Cher Gary, j’ai lu avec beaucoup d’attention un texte présenté sur les réseaux sociaux comme ta réponse aux questions sur ta participation éventuelle à l’édition 2023 de Livres en folie.

J’ai hésité longtemps avant de me décider à t’écrire ce message. Tant de mésinterprétations, parfois volontaires, des propos de tel ou tel. La recherche du « zen » à la place de celle des questions de fond… Tel journaliste en mal de sensation parlera de « petits meurtres entre gens de lettres ». Tel politicien se cachera derrière des courriers anonymes pour répandre la calomnie. Mais je crois que toi et moi nous avons atteint l’âge où l’on peut laisser dire…

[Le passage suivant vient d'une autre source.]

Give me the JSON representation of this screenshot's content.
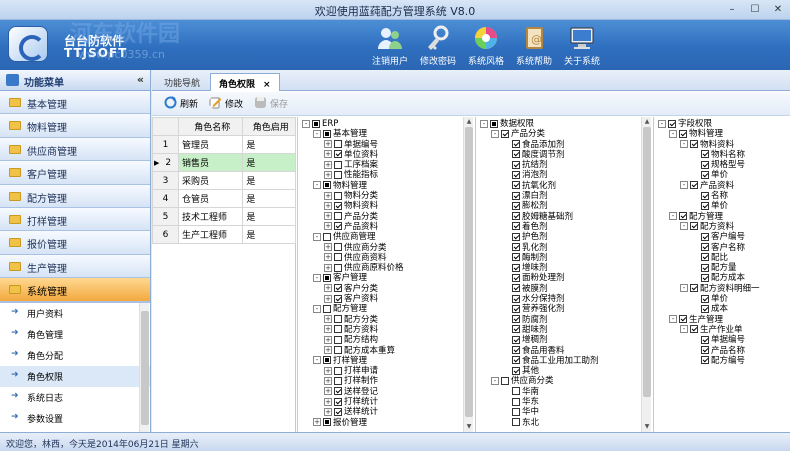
{
  "window": {
    "title": "欢迎使用蓝莼配方管理系统 V8.0",
    "min": "–",
    "max": "☐",
    "close": "✕"
  },
  "logo": {
    "cn": "台台防软件",
    "en": "TTJSOFT",
    "watermark": "河东软件园",
    "watermark_url": "www.pc0359.cn"
  },
  "header_buttons": [
    {
      "label": "注销用户",
      "icon": "users-icon"
    },
    {
      "label": "修改密码",
      "icon": "key-icon"
    },
    {
      "label": "系统风格",
      "icon": "color-wheel-icon"
    },
    {
      "label": "系统帮助",
      "icon": "help-book-icon"
    },
    {
      "label": "关于系统",
      "icon": "computer-icon"
    }
  ],
  "sidebar": {
    "title": "功能菜单",
    "collapse": "«",
    "categories": [
      "基本管理",
      "物料管理",
      "供应商管理",
      "客户管理",
      "配方管理",
      "打样管理",
      "报价管理",
      "生产管理",
      "系统管理"
    ],
    "active_category": "系统管理",
    "items": [
      "用户资料",
      "角色管理",
      "角色分配",
      "角色权限",
      "系统日志",
      "参数设置"
    ],
    "selected_item": "角色权限"
  },
  "tabs": [
    {
      "label": "功能导航"
    },
    {
      "label": "角色权限",
      "close": "×"
    }
  ],
  "toolbar": {
    "refresh": "刷新",
    "edit": "修改",
    "save": "保存"
  },
  "grid": {
    "columns": [
      "角色名称",
      "角色启用"
    ],
    "rows": [
      {
        "n": "1",
        "name": "管理员",
        "enabled": "是"
      },
      {
        "n": "2",
        "name": "销售员",
        "enabled": "是"
      },
      {
        "n": "3",
        "name": "采购员",
        "enabled": "是"
      },
      {
        "n": "4",
        "name": "仓管员",
        "enabled": "是"
      },
      {
        "n": "5",
        "name": "技术工程师",
        "enabled": "是"
      },
      {
        "n": "6",
        "name": "生产工程师",
        "enabled": "是"
      }
    ],
    "selected_row": "2",
    "row_marker": "▶"
  },
  "tree_function": [
    {
      "t": "ERP",
      "l": 0,
      "e": "-",
      "c": "part"
    },
    {
      "t": "基本管理",
      "l": 1,
      "e": "-",
      "c": "part"
    },
    {
      "t": "单据编号",
      "l": 2,
      "e": "+",
      "c": ""
    },
    {
      "t": "单位资料",
      "l": 2,
      "e": "+",
      "c": "on"
    },
    {
      "t": "工序档案",
      "l": 2,
      "e": "+",
      "c": ""
    },
    {
      "t": "性能指标",
      "l": 2,
      "e": "+",
      "c": ""
    },
    {
      "t": "物料管理",
      "l": 1,
      "e": "-",
      "c": "part"
    },
    {
      "t": "物料分类",
      "l": 2,
      "e": "+",
      "c": ""
    },
    {
      "t": "物料资料",
      "l": 2,
      "e": "+",
      "c": "on"
    },
    {
      "t": "产品分类",
      "l": 2,
      "e": "+",
      "c": ""
    },
    {
      "t": "产品资料",
      "l": 2,
      "e": "+",
      "c": "on"
    },
    {
      "t": "供应商管理",
      "l": 1,
      "e": "-",
      "c": ""
    },
    {
      "t": "供应商分类",
      "l": 2,
      "e": "+",
      "c": ""
    },
    {
      "t": "供应商资料",
      "l": 2,
      "e": "+",
      "c": ""
    },
    {
      "t": "供应商原料价格",
      "l": 2,
      "e": "+",
      "c": ""
    },
    {
      "t": "客户管理",
      "l": 1,
      "e": "-",
      "c": "part"
    },
    {
      "t": "客户分类",
      "l": 2,
      "e": "+",
      "c": "on"
    },
    {
      "t": "客户资料",
      "l": 2,
      "e": "+",
      "c": "on"
    },
    {
      "t": "配方管理",
      "l": 1,
      "e": "-",
      "c": ""
    },
    {
      "t": "配方分类",
      "l": 2,
      "e": "+",
      "c": ""
    },
    {
      "t": "配方资料",
      "l": 2,
      "e": "+",
      "c": ""
    },
    {
      "t": "配方结构",
      "l": 2,
      "e": "+",
      "c": ""
    },
    {
      "t": "配方成本重算",
      "l": 2,
      "e": "+",
      "c": ""
    },
    {
      "t": "打样管理",
      "l": 1,
      "e": "-",
      "c": "part"
    },
    {
      "t": "打样申请",
      "l": 2,
      "e": "+",
      "c": ""
    },
    {
      "t": "打样制作",
      "l": 2,
      "e": "+",
      "c": ""
    },
    {
      "t": "送样登记",
      "l": 2,
      "e": "+",
      "c": "on"
    },
    {
      "t": "打样统计",
      "l": 2,
      "e": "+",
      "c": "on"
    },
    {
      "t": "送样统计",
      "l": 2,
      "e": "+",
      "c": "on"
    },
    {
      "t": "报价管理",
      "l": 1,
      "e": "+",
      "c": "part"
    }
  ],
  "tree_data": [
    {
      "t": "数据权限",
      "l": 0,
      "e": "-",
      "c": "part"
    },
    {
      "t": "产品分类",
      "l": 1,
      "e": "-",
      "c": "on"
    },
    {
      "t": "食品添加剂",
      "l": 2,
      "e": "",
      "c": "on"
    },
    {
      "t": "酸度调节剂",
      "l": 2,
      "e": "",
      "c": "on"
    },
    {
      "t": "抗结剂",
      "l": 2,
      "e": "",
      "c": "on"
    },
    {
      "t": "消泡剂",
      "l": 2,
      "e": "",
      "c": "on"
    },
    {
      "t": "抗氧化剂",
      "l": 2,
      "e": "",
      "c": "on"
    },
    {
      "t": "漂白剂",
      "l": 2,
      "e": "",
      "c": "on"
    },
    {
      "t": "膨松剂",
      "l": 2,
      "e": "",
      "c": "on"
    },
    {
      "t": "胶姆糖基础剂",
      "l": 2,
      "e": "",
      "c": "on"
    },
    {
      "t": "着色剂",
      "l": 2,
      "e": "",
      "c": "on"
    },
    {
      "t": "护色剂",
      "l": 2,
      "e": "",
      "c": "on"
    },
    {
      "t": "乳化剂",
      "l": 2,
      "e": "",
      "c": "on"
    },
    {
      "t": "酶制剂",
      "l": 2,
      "e": "",
      "c": "on"
    },
    {
      "t": "增味剂",
      "l": 2,
      "e": "",
      "c": "on"
    },
    {
      "t": "面粉处理剂",
      "l": 2,
      "e": "",
      "c": "on"
    },
    {
      "t": "被膜剂",
      "l": 2,
      "e": "",
      "c": "on"
    },
    {
      "t": "水分保持剂",
      "l": 2,
      "e": "",
      "c": "on"
    },
    {
      "t": "营养强化剂",
      "l": 2,
      "e": "",
      "c": "on"
    },
    {
      "t": "防腐剂",
      "l": 2,
      "e": "",
      "c": "on"
    },
    {
      "t": "甜味剂",
      "l": 2,
      "e": "",
      "c": "on"
    },
    {
      "t": "增稠剂",
      "l": 2,
      "e": "",
      "c": "on"
    },
    {
      "t": "食品用香料",
      "l": 2,
      "e": "",
      "c": "on"
    },
    {
      "t": "食品工业用加工助剂",
      "l": 2,
      "e": "",
      "c": "on"
    },
    {
      "t": "其他",
      "l": 2,
      "e": "",
      "c": "on"
    },
    {
      "t": "供应商分类",
      "l": 1,
      "e": "-",
      "c": ""
    },
    {
      "t": "华南",
      "l": 2,
      "e": "",
      "c": ""
    },
    {
      "t": "华东",
      "l": 2,
      "e": "",
      "c": ""
    },
    {
      "t": "华中",
      "l": 2,
      "e": "",
      "c": ""
    },
    {
      "t": "东北",
      "l": 2,
      "e": "",
      "c": ""
    }
  ],
  "tree_field": [
    {
      "t": "字段权限",
      "l": 0,
      "e": "-",
      "c": "on"
    },
    {
      "t": "物料管理",
      "l": 1,
      "e": "-",
      "c": "on"
    },
    {
      "t": "物料资料",
      "l": 2,
      "e": "-",
      "c": "on"
    },
    {
      "t": "物料名称",
      "l": 3,
      "e": "",
      "c": "on"
    },
    {
      "t": "规格型号",
      "l": 3,
      "e": "",
      "c": "on"
    },
    {
      "t": "单价",
      "l": 3,
      "e": "",
      "c": "on"
    },
    {
      "t": "产品资料",
      "l": 2,
      "e": "-",
      "c": "on"
    },
    {
      "t": "名称",
      "l": 3,
      "e": "",
      "c": "on"
    },
    {
      "t": "单价",
      "l": 3,
      "e": "",
      "c": "on"
    },
    {
      "t": "配方管理",
      "l": 1,
      "e": "-",
      "c": "on"
    },
    {
      "t": "配方资料",
      "l": 2,
      "e": "-",
      "c": "on"
    },
    {
      "t": "客户编号",
      "l": 3,
      "e": "",
      "c": "on"
    },
    {
      "t": "客户名称",
      "l": 3,
      "e": "",
      "c": "on"
    },
    {
      "t": "配比",
      "l": 3,
      "e": "",
      "c": "on"
    },
    {
      "t": "配方量",
      "l": 3,
      "e": "",
      "c": "on"
    },
    {
      "t": "配方成本",
      "l": 3,
      "e": "",
      "c": "on"
    },
    {
      "t": "配方资料明细一",
      "l": 2,
      "e": "-",
      "c": "on"
    },
    {
      "t": "单价",
      "l": 3,
      "e": "",
      "c": "on"
    },
    {
      "t": "成本",
      "l": 3,
      "e": "",
      "c": "on"
    },
    {
      "t": "生产管理",
      "l": 1,
      "e": "-",
      "c": "on"
    },
    {
      "t": "生产作业单",
      "l": 2,
      "e": "-",
      "c": "on"
    },
    {
      "t": "单据编号",
      "l": 3,
      "e": "",
      "c": "on"
    },
    {
      "t": "产品名称",
      "l": 3,
      "e": "",
      "c": "on"
    },
    {
      "t": "配方编号",
      "l": 3,
      "e": "",
      "c": "on"
    }
  ],
  "status": "欢迎您，林西，今天是2014年06月21日 星期六",
  "colors": {
    "header": "#2f6fbf",
    "active_category": "#f3a93f",
    "selected_row": "#c8f0c8"
  }
}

Je suis heureux que ta colère ne te porte pas à parler de censure, de privation de droits. La pétition du refus ne porte aucunement sur la liberté d’expression. Personne, faut-il encore le rappeler, ne demande l’exclusion d’un auteur. Il y a d’ailleurs parmi les signataires des gens à avoir été victimes de censure, d’exil ou d’isolement pour leurs œuvres ou leurs idées. Ce serait paradoxal qu’ils réclament contre d’autres le recours aux mêmes procédés. Pour ma part, je crois que la littérature, les écrits, sont un haut lieu de polémique, d’échanges contradictoires, et que c’est sur le terrain des idées qu’il faut vaincre les idées, jamais par le baillon.

Je suis heureux que ta colère ne te porte pas à parler de censure, de privation de droits.

Tu l’as signalé dans ton texte : la contestation est sur le choix de l’invité d’honneur, non sur la circulation de son œuvre. C’est montrer un peu d’inintelligence ou peut-être de mauvaise foi que de parler de censure. Tel défenseur zélé de l’invité d’honneur a même parlé d’autodafé. Tu l’admets : les organisateurs ont fait un mauvais choix qui allait forcément soulever des questions d’éthique. Tu es d’ailleurs plus virulent envers eux que les pétitionnaires.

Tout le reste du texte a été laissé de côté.